Irish Leader, Taoiseach Micheál Martin, is due to announce plans for changes to current restrictions on international travel and the Irish hospitality sector, tomorrow Friday May 28th.
The vaccination program in the country got off to a slow start but has ramped up in recent weeks. Latest figures show Ireland has administered approximately 2.3 million Covid-19 vaccination doses, which means just over 23% of the population has received a dose. 60 new cases per 100,000 people have been reported in the last 7 days, with an average 423 new cases daily, 7% of the peak experienced in January.
Ryanair is calling on the Government to restore the UK Common Travel Area, with effect from Tuesday June 1st. In a statement, the airline has condemned what it has described as ‘bizarre’ and ‘untenable’ Government policy that UK citizens can drive over the Northern Ireland border without restriction, yet UK families, visitors and businesses flying into Ireland must quarantine for 14 days despite the fact that over 75% of the UK adult population has now been vaccinated.

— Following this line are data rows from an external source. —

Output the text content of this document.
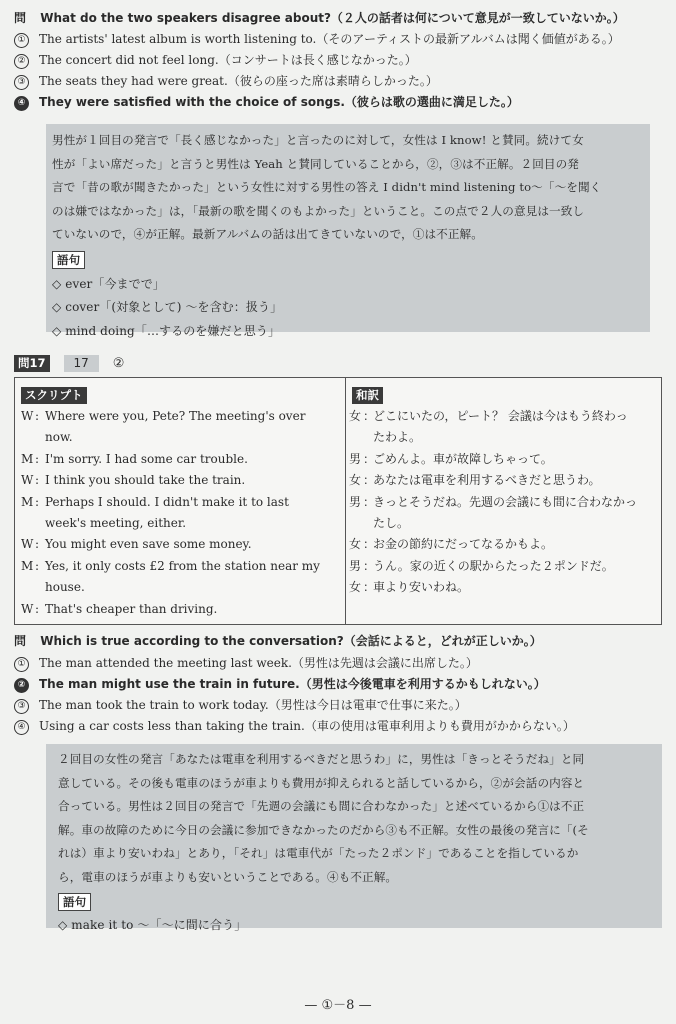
問 What do the two speakers disagree about?（２人の話者は何について意見が一致していないか。）
① The artists' latest album is worth listening to.（そのアーティストの最新アルバムは聞く価値がある。）
② The concert did not feel long.（コンサートは長く感じなかった。）
③ The seats they had were great.（彼らの座った席は素晴らしかった。）
④ They were satisfied with the choice of songs.（彼らは歌の選曲に満足した。）
男性が１回目の発言で「長く感じなかった」と言ったのに対して，女性は I know! と賛同。続けて女
性が「よい席だった」と言うと男性は Yeah と賛同していることから，②，③は不正解。２回目の発
言で「昔の歌が聞きたかった」という女性に対する男性の答え I didn't mind listening to～「～を聞く
のは嫌ではなかった」は，「最新の歌を聞くのもよかった」ということ。この点で２人の意見は一致し
ていないので，④が正解。最新アルバムの話は出てきていないので，①は不正解。
語句
◇ ever「今までで」
◇ cover「(対象として) ～を含む：扱う」
◇ mind doing「…するのを嫌だと思う」
問17 17 ②
スクリプト	和訳
W : Where were you, Pete? The meeting's over
now.
M : I'm sorry. I had some car trouble.
W : I think you should take the train.
M : Perhaps I should. I didn't make it to last
week's meeting, either.
W : You might even save some money.
M : Yes, it only costs £2 from the station near my
house.
W : That's cheaper than driving.
女 ：どこにいたの，ピート？ 会議は今はもう終わっ
たわよ。
男 ：ごめんよ。車が故障しちゃって。
女 ：あなたは電車を利用するべきだと思うわ。
男 ：きっとそうだね。先週の会議にも間に合わなかっ
たし。
女 ：お金の節約にだってなるかもよ。
男 ：うん。家の近くの駅からたった２ポンドだ。
女 ：車より安いわね。
問 Which is true according to the conversation?（会話によると，どれが正しいか。）
① The man attended the meeting last week.（男性は先週は会議に出席した。）
② The man might use the train in future.（男性は今後電車を利用するかもしれない。）
③ The man took the train to work today.（男性は今日は電車で仕事に来た。）
④ Using a car costs less than taking the train.（車の使用は電車利用よりも費用がかからない。）
２回目の女性の発言「あなたは電車を利用するべきだと思うわ」に，男性は「きっとそうだね」と同
意している。その後も電車のほうが車よりも費用が抑えられると話しているから，②が会話の内容と
合っている。男性は２回目の発言で「先週の会議にも間に合わなかった」と述べているから①は不正
解。車の故障のために今日の会議に参加できなかったのだから③も不正解。女性の最後の発言に「(そ
れは）車より安いわね」とあり，「それ」は電車代が「たった２ポンド」であることを指しているか
ら，電車のほうが車よりも安いということである。④も不正解。
語句
◇ make it to ～「～に間に合う」
— ①－8 —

In recent weeks, major European economies, including Portugal and Spain, have removed all restrictions on UK visitors. Ryanair has pleaded with the Government to remove further restrictions on air travel between Ireland and the EU from 1 July onwards. It has also requested that the requirement that visitors to Ireland from France, Belgium and Luxembourg must spend 2 weeks in hotel quarantine be lifted.

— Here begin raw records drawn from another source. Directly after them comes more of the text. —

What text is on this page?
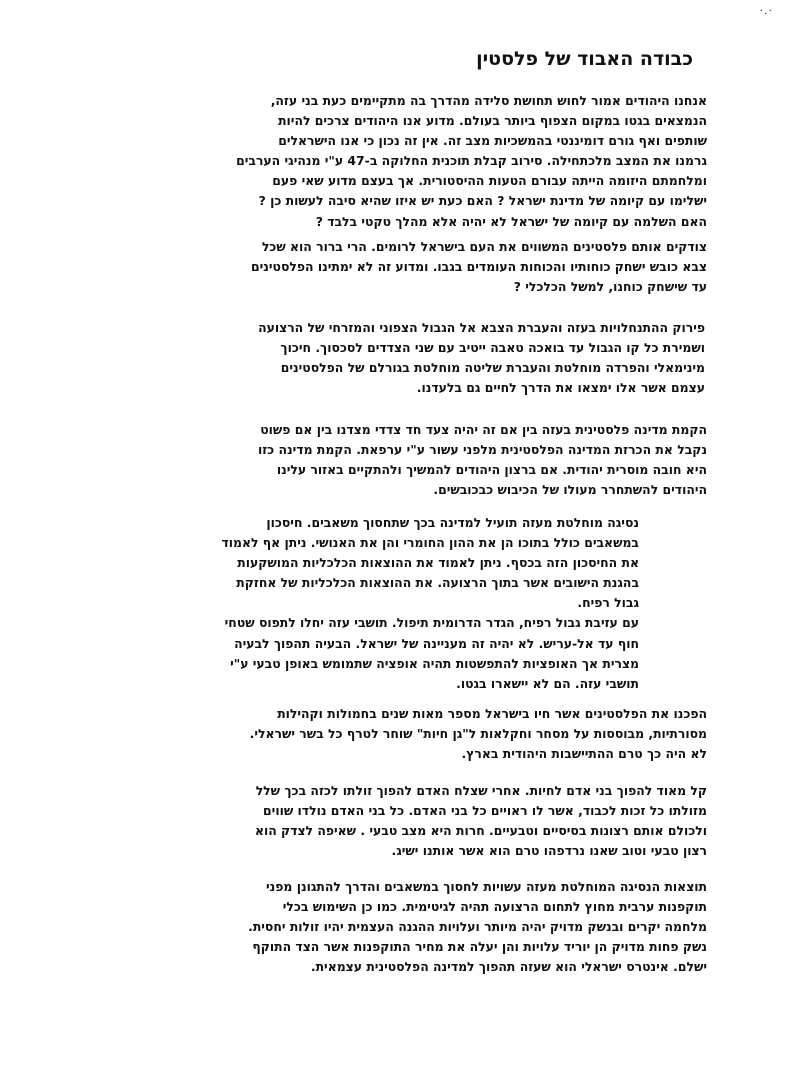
·.·
כבודה האבוד של פלסטין
אנחנו היהודים אמור לחוש תחושת סלידה מהדרך בה מתקיימים כעת בני עזה,
הנמצאים בגטו במקום הצפוף ביותר בעולם. מדוע אנו היהודים צרכים להיות
שותפים ואף גורם דומיננטי בהמשכיות מצב זה. אין זה נכון כי אנו הישראלים
גרמנו את המצב מלכתחילה. סירוב קבלת תוכנית החלוקה ב-47 ע"י מנהיגי הערבים
ומלחמתם היזומה הייתה עבורם הטעות ההיסטורית. אך בעצם מדוע שאי פעם
ישלימו עם קיומה של מדינת ישראל ? האם כעת יש איזו שהיא סיבה לעשות כן ?
האם השלמה עם קיומה של ישראל לא יהיה אלא מהלך טקטי בלבד ?
צודקים אותם פלסטינים המשווים את העם בישראל לרומים. הרי ברור הוא שכל
צבא כובש ישחק כוחותיו והכוחות העומדים בגבו. ומדוע זה לא ימתינו הפלסטינים
עד שישחק כוחנו, למשל הכלכלי ?
פירוק ההתנחלויות בעזה והעברת הצבא אל הגבול הצפוני והמזרחי של הרצועה
ושמירת כל קו הגבול עד בואכה טאבה ייטיב עם שני הצדדים לסכסוך. חיכוך
מינימאלי והפרדה מוחלטת והעברת שליטה מוחלטת בגורלם של הפלסטינים
עצמם אשר אלו ימצאו את הדרך לחיים גם בלעדנו.
הקמת מדינה פלסטינית בעזה בין אם זה יהיה צעד חד צדדי מצדנו בין אם פשוט
נקבל את הכרזת המדינה הפלסטינית מלפני עשור ע"י ערפאת. הקמת מדינה כזו
היא חובה מוסרית יהודית. אם ברצון היהודים להמשיך ולהתקיים באזור עלינו
היהודים להשתחרר מעולו של הכיבוש כבכובשים.
נסיגה מוחלטת מעזה תועיל למדינה בכך שתחסוך משאבים. חיסכון
במשאבים כולל בתוכו הן את ההון החומרי והן את האנושי. ניתן אף לאמוד
את החיסכון הזה בכסף. ניתן לאמוד את ההוצאות הכלכליות המושקעות
בהגנת הישובים אשר בתוך הרצועה. את ההוצאות הכלכליות של אחזקת
גבול רפיח.
עם עזיבת גבול רפיח, הגדר הדרומית תיפול. תושבי עזה יחלו לתפוס שטחי
חוף עד אל-עריש. לא יהיה זה מעניינה של ישראל. הבעיה תהפוך לבעיה
מצרית אך האופציות להתפשטות תהיה אופציה שתמומש באופן טבעי ע"י
תושבי עזה. הם לא יישארו בגטו.
הפכנו את הפלסטינים אשר חיו בישראל מספר מאות שנים בחמולות וקהילות
מסורתיות, מבוססות על מסחר וחקלאות ל"גן חיות" שוחר לטרף כל בשר ישראלי.
לא היה כך טרם ההתיישבות היהודית בארץ.
קל מאוד להפוך בני אדם לחיות. אחרי שצלח האדם להפוך זולתו לכזה בכך שלל
מזולתו כל זכות לכבוד, אשר לו ראויים כל בני האדם. כל בני האדם נולדו שווים
ולכולם אותם רצונות בסיסיים וטבעיים. חרות היא מצב טבעי . שאיפה לצדק הוא
רצון טבעי וטוב שאנו נרדפהו טרם הוא אשר אותנו ישיג.
תוצאות הנסיגה המוחלטת מעזה עשויות לחסוך במשאבים והדרך להתגונן מפני
תוקפנות ערבית מחוץ לתחום הרצועה תהיה לגיטימית. כמו כן השימוש בכלי
מלחמה יקרים ובנשק מדויק יהיה מיותר ועלויות ההגנה העצמית יהיו זולות יחסית.
נשק פחות מדויק הן יוריד עלויות והן יעלה את מחיר התוקפנות אשר הצד התוקף
ישלם. אינטרס ישראלי הוא שעזה תהפוך למדינה הפלסטינית עצמאית.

Ryanair CEO, Michael O’Leary accused the Irish Government of doing ‘untold damage’ to Irish aviation and tourism. In critical commentary he said, ‘It is time for Micheál Martin’s Government to introduce an emergency rescue plan for Irish aviation and tourism. Staycations may fill some hotels in the South and West of Ireland during July and August, but it will not fill the hotels of Dublin, and nor will it support Irish tourism once the schools reopen in September…’
Mr. O’Leary described the country’s Transport Minister, Eamon Ryan, of being ‘incapable or unwilling to act’ and called on both the Taoiseach and the Deputy Leader, Tanaiste, Leo Varadkar, to ‘take charge and reopen Ireland from the UK from Tuesday June 1st next, and to and from the EU from Thursday July 1st next.’